India is witnessing a consistent slide in rankings in the Global Mining Attractiveness Index. From sinking to the bottom 10 jurisdictions in 2016, the country was out of the reckoning in the latest survey for 2017 conducted by Canada-based Fraser Institute.
For 2016, the institute surveyed 104 jurisdictions where India was ranked 97th, joining the league of unattractive mining nations like Argentina, Venezuela, Afghanistan, Zimbabwe and Mozambique. In the 2017 survey, India was out of contention as the number of respondents were less than five. The attractiveness of a mining jurisdiction is rated on factors like existing regulations, taxation levels, quality of infrastructure and the overall policy climate.
Federation of Indian Mineral Industries (Fimi) blames the country's tepid rankings on its unfavourable policies and high taxation rates including new levies introduced post the enactment of the amended Mines and Minerals- Development & Regulation Act (MMDR) Act, 2015. Aside from royalty, miners need to contribute to District Mineral Foundation (DMF) and National Mineral Exploration Trust (NMET) and pay GST at the rate of 18 per cent of royalty.
“All these stipulations are enough to make mining unviable.

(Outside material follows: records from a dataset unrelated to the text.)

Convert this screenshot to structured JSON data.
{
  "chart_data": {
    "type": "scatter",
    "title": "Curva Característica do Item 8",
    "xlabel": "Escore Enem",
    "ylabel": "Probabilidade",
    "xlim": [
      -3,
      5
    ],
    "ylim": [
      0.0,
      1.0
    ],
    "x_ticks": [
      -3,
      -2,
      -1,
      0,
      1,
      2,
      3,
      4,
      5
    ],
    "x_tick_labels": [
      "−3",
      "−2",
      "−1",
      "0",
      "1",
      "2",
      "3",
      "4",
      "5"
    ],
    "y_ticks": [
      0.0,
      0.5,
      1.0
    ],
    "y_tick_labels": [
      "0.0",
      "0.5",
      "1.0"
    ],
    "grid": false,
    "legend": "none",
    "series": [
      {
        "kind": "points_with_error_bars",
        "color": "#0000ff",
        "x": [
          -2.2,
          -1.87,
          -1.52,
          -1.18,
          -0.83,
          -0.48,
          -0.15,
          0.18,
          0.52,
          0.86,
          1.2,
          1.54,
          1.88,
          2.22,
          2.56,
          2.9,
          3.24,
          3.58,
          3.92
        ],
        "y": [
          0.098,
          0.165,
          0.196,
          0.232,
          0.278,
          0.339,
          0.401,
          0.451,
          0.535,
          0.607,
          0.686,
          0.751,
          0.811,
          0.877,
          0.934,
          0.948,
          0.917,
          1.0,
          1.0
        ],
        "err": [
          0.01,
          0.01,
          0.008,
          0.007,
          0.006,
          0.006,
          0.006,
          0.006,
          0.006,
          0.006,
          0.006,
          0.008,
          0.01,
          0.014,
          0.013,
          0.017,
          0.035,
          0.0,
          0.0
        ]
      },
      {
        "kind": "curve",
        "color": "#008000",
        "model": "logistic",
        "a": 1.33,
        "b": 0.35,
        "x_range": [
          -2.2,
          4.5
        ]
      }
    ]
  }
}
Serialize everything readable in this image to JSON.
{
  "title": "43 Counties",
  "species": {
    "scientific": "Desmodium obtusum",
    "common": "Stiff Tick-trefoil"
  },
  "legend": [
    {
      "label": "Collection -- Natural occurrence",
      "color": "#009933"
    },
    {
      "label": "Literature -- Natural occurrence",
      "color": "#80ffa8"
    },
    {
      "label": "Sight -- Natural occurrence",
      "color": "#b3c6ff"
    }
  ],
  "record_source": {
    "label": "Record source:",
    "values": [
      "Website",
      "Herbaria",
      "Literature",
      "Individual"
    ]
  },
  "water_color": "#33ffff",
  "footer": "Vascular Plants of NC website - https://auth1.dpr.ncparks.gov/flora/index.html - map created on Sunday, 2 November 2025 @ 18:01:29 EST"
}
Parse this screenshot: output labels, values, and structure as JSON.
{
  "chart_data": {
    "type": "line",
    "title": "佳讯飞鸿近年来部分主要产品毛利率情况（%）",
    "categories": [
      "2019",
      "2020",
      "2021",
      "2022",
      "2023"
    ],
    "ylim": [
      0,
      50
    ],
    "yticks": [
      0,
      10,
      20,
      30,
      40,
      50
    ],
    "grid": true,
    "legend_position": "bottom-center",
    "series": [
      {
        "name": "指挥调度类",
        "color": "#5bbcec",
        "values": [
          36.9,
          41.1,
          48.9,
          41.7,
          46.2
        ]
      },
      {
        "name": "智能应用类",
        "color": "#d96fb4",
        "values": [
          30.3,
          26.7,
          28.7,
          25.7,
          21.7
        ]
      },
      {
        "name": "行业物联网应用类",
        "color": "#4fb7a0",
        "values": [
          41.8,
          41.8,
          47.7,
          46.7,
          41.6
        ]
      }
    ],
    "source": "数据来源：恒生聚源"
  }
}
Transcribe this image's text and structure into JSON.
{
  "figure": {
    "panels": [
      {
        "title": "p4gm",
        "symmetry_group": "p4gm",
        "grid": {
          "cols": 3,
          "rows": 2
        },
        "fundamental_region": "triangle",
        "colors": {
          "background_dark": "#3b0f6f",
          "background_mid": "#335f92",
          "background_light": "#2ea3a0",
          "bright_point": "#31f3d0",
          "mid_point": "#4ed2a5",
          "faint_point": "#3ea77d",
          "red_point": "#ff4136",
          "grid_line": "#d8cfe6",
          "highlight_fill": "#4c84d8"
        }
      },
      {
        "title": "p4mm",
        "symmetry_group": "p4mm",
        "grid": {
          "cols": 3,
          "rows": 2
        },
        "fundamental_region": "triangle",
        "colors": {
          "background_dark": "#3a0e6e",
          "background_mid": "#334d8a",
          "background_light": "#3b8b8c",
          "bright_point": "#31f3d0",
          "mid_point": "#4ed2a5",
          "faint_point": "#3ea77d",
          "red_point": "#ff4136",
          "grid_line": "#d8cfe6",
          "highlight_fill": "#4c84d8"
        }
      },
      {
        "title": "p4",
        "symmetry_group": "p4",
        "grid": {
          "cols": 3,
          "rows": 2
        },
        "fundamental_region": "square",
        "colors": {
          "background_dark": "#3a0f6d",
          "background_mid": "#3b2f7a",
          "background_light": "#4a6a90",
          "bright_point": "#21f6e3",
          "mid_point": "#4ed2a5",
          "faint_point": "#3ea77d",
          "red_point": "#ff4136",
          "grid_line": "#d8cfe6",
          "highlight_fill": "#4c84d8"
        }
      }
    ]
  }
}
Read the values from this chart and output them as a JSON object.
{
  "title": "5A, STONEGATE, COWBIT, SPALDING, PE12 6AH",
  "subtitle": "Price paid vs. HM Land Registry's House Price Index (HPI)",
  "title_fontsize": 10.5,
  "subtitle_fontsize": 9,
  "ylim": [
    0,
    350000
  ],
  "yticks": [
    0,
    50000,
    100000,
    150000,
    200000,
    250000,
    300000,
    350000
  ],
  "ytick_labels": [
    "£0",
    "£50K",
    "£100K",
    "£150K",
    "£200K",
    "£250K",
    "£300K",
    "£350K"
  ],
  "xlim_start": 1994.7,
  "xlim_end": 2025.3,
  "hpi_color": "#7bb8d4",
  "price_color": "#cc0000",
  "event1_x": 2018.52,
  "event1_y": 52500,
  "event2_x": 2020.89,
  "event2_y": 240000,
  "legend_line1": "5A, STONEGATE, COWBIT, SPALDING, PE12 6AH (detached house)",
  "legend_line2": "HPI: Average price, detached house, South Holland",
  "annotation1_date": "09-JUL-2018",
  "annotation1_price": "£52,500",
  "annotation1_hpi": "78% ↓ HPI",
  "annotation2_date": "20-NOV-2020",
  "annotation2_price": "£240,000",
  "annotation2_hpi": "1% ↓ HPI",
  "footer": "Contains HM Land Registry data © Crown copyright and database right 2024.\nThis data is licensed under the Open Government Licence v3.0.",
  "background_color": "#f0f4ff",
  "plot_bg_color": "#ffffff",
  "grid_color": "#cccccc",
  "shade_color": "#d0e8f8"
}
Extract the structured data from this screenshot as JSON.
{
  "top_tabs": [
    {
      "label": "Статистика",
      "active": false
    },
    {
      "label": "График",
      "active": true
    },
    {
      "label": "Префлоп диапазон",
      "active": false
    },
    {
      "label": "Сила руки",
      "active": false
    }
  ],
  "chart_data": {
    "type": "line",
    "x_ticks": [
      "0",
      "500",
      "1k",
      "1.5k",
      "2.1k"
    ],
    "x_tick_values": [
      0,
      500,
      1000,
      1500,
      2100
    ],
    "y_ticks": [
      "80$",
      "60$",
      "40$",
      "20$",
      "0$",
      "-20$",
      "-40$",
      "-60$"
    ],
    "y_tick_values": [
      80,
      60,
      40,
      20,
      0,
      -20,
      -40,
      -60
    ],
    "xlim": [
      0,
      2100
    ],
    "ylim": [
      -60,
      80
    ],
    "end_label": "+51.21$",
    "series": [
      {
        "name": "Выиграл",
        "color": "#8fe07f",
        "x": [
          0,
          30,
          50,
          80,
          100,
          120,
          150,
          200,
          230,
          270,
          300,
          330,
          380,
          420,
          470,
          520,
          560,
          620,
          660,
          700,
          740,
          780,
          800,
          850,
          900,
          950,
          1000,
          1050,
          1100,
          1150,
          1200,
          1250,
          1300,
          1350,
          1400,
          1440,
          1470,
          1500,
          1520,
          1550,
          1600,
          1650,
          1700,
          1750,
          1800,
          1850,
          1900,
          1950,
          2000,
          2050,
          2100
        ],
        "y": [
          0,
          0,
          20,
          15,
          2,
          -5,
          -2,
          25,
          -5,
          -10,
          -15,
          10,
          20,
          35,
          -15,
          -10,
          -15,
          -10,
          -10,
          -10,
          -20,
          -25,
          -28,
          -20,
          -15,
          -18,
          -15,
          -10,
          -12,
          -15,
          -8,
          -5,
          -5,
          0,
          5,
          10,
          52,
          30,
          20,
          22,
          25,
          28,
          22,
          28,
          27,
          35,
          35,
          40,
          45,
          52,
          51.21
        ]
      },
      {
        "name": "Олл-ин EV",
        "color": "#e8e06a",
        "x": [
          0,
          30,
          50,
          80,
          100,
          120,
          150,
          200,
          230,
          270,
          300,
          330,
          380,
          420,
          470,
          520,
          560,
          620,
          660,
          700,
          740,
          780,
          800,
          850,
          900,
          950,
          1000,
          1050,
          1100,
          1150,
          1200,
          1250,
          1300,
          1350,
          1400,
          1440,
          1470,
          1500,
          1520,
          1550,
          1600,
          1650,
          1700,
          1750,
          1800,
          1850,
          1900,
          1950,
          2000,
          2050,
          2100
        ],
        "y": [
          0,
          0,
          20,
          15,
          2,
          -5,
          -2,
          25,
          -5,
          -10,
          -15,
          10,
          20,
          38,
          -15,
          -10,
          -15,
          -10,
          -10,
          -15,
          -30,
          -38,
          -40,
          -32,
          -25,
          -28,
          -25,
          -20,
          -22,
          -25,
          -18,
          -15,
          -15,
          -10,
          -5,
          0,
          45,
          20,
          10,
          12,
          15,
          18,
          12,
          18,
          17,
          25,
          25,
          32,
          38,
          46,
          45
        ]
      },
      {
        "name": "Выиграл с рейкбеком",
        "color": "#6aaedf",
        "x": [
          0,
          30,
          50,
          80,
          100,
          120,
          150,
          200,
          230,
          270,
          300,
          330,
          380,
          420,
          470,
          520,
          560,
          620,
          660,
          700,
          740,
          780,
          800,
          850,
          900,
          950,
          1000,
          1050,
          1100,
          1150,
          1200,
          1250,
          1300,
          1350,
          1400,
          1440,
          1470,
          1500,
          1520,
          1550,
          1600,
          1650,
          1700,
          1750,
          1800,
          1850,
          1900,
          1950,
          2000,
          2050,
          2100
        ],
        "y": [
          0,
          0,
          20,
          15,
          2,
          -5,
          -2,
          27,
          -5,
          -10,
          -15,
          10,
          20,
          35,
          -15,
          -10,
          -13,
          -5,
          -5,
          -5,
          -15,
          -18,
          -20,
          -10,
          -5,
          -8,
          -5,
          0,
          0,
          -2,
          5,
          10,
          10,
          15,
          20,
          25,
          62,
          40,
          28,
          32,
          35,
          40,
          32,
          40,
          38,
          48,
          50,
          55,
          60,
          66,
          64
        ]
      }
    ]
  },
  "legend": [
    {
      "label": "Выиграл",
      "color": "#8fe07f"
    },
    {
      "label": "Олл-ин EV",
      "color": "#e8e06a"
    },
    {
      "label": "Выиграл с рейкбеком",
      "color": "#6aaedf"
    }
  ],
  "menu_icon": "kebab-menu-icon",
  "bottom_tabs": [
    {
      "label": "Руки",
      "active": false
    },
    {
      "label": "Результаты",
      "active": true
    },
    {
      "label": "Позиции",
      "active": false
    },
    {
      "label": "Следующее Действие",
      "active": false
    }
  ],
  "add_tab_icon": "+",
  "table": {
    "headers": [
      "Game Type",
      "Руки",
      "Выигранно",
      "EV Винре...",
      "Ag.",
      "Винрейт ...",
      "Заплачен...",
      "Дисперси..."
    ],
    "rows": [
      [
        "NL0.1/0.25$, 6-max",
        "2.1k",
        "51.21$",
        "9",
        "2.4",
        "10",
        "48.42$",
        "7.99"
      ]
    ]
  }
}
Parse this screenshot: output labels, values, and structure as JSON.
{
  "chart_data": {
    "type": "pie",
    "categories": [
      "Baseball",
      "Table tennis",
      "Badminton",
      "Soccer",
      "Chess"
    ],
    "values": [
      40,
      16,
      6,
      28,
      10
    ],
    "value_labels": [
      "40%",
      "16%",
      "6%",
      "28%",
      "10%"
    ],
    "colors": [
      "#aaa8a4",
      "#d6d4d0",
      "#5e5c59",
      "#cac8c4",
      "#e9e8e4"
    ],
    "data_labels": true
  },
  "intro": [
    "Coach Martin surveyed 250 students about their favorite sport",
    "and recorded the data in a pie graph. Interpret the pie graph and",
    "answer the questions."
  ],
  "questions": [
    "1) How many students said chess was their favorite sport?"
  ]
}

The initial euphoria in coal waned after some time and in case of non-coal, out of 78 mineral blocks offered, auctions of only 33 could be achieved. The inputs are enough for Fraser Institute to put India among the 10 least attractive jurisdictions in its survey of mining companies”, said R K Sharma, secretary general, Fimi.
With the country's exploration regime almost nationalised after the formation of NMET which will meet the exploration expenses of PSUs, Fimi feels in such a backdrop, India will continue to be one of the least explored countries in the world. Though the new National Mineral Exploration Policy 2016 solicits private sector participation for deep seated minerals, such a policy may encourage contractual drilling in the name of exploration, Sharma said.
India's exploration expenditure pales into insignificance when compared with other resource rich countries such as Canada and Australia. Canada accounts for 14 per cent of the global mining exploration expenses, Australia ranks next with 13 per cent share. India's share is a minuscule two per cent. For each square km of a potential mining lease, Australia spends $5580 while Canada incurs $5310. By contrast, India spends only $9 per square km.
Unlike India, the taxpayers' money is not used elsewhere on mineral exploration, a risky business venture. The governments of mineral rich countries like US, Canada, Australia, Brazil, South Africa, Chile and Mexico create a congenial ecosystem for exploration by providing the necessary data to the private companies. In these countries, the privately managed entities known as junior exploration companies undertake detailed exploratory work and enjoy leeway to sell or transfer mineral concessions. The junior exploration companies take the lead in greenfield exploration by raising funds from venture capital in stock exchanges. If India were to make exploration an attractive business for the private sector, the policies need to be aligned with the practices in other resource rich nations, Fimi felt.
The other factor denting India's 'Mining Attractiveness' is the steep taxation rate. Mining is the most taxed activity in India compared to anywhere in the world. The effective tax rate (ETR) on mines granted before the new MMDR Act, 2015 is 64 per cent while for mines won through auctions, it stands at 60 per cent. On a comparative note, the ETR for Mongolia at 31.3 per cent is half of India's. Other mineral rich nations also boast of attractive ETR rates- Canada (34 per cent), Chile (37.6 per cent), Indonesia (38.1 per cent), Australia (39.7 per cent) and South Africa (39.7 per cent). Countries competing for mineral sector investments usually offer ETRs in the range of 40-50 per cent.